As soon as a car just starts from rest in a certain direction, a scooter moving with a uniform speed overtakes the car. Their velocity-time graph is shown. Calculate
a. The difference between the distances traveled by car and the scooter in $15s$.
b. The distance of car and scooter from the starting point at that instant.

Answer 1

a. The distance travelled by car in $15s$
$=$ Area of AOAC
$=\frac{1}{2}$ $\times$15$\times 45=337.5m$
Distance travelled by scooter in 15 s
$=$ Area of rectangle OCEF
$=15\times$ $30=450m$
Thus, the difference between distance traveled by them $=450m-337.5m=112.5m$

b. Let after time $t$ from start car will catch, up the scooter.
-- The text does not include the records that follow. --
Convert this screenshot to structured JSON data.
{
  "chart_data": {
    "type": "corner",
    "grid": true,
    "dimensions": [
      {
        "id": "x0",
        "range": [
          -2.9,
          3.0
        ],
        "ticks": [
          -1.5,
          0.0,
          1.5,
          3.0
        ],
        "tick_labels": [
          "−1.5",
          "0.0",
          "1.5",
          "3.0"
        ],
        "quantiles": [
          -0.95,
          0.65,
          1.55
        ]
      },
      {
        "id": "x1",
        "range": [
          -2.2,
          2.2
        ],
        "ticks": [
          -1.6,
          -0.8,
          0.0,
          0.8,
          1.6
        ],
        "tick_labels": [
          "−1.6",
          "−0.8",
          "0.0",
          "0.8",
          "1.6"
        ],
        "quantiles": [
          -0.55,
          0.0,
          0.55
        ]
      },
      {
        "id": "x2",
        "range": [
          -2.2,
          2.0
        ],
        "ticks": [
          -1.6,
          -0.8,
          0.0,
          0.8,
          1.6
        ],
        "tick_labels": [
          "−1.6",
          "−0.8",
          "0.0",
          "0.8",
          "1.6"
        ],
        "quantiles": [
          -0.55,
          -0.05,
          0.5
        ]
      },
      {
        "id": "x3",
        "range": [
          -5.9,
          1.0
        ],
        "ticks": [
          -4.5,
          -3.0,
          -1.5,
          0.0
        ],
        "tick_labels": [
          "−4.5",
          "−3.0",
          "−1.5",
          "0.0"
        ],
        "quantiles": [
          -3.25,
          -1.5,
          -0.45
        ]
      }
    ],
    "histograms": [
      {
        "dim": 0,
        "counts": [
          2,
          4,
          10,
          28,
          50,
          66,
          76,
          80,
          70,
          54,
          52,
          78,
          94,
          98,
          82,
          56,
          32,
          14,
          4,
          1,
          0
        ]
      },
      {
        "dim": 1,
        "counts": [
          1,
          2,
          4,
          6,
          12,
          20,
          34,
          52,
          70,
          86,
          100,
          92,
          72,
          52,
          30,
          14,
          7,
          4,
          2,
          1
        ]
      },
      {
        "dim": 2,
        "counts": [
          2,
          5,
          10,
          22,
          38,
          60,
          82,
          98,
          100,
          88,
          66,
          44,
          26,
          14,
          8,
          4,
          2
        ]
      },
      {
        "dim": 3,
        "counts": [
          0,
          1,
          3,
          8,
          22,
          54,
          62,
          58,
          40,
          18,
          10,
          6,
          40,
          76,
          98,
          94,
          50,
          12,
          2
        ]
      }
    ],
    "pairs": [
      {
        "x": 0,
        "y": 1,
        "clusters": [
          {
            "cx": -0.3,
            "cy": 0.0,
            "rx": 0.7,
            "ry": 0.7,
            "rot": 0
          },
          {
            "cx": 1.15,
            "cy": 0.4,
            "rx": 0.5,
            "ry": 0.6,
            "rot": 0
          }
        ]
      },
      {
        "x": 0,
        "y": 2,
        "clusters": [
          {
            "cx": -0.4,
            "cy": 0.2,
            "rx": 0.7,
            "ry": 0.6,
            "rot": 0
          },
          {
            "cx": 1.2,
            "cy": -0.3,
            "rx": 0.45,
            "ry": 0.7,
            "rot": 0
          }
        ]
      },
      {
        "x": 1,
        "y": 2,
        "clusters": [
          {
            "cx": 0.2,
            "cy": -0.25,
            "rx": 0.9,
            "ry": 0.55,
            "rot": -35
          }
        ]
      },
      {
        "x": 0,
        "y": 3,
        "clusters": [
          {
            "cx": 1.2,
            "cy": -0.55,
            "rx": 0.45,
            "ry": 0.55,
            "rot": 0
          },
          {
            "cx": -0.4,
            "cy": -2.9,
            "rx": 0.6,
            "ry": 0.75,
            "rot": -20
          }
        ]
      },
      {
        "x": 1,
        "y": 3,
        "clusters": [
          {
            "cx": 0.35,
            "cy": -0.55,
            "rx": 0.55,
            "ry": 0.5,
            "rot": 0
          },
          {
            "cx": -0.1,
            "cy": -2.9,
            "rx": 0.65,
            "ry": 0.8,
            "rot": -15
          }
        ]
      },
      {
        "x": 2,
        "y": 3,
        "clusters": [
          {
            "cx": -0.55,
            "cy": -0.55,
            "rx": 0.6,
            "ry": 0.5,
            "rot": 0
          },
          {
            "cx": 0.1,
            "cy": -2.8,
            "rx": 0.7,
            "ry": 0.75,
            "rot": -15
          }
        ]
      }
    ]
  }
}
In time $t$, the distance traveled by them is equal.
Distance travelled by car $=\frac{1}{2}$ $\times 15$ $\times 45$ $+45(t-15)$
Distance travelled by scooter $=30t$
$\frac{1}{2}$ $\times$ $15$ $\times$ $45+45(t-15)=30t$
which gives $t=22.5s$
Distance travelled by car or scooter in $22.5s=30\times 22.5$
$=675m$
So the car catches the scooter when both are at $675m$ from the starting point.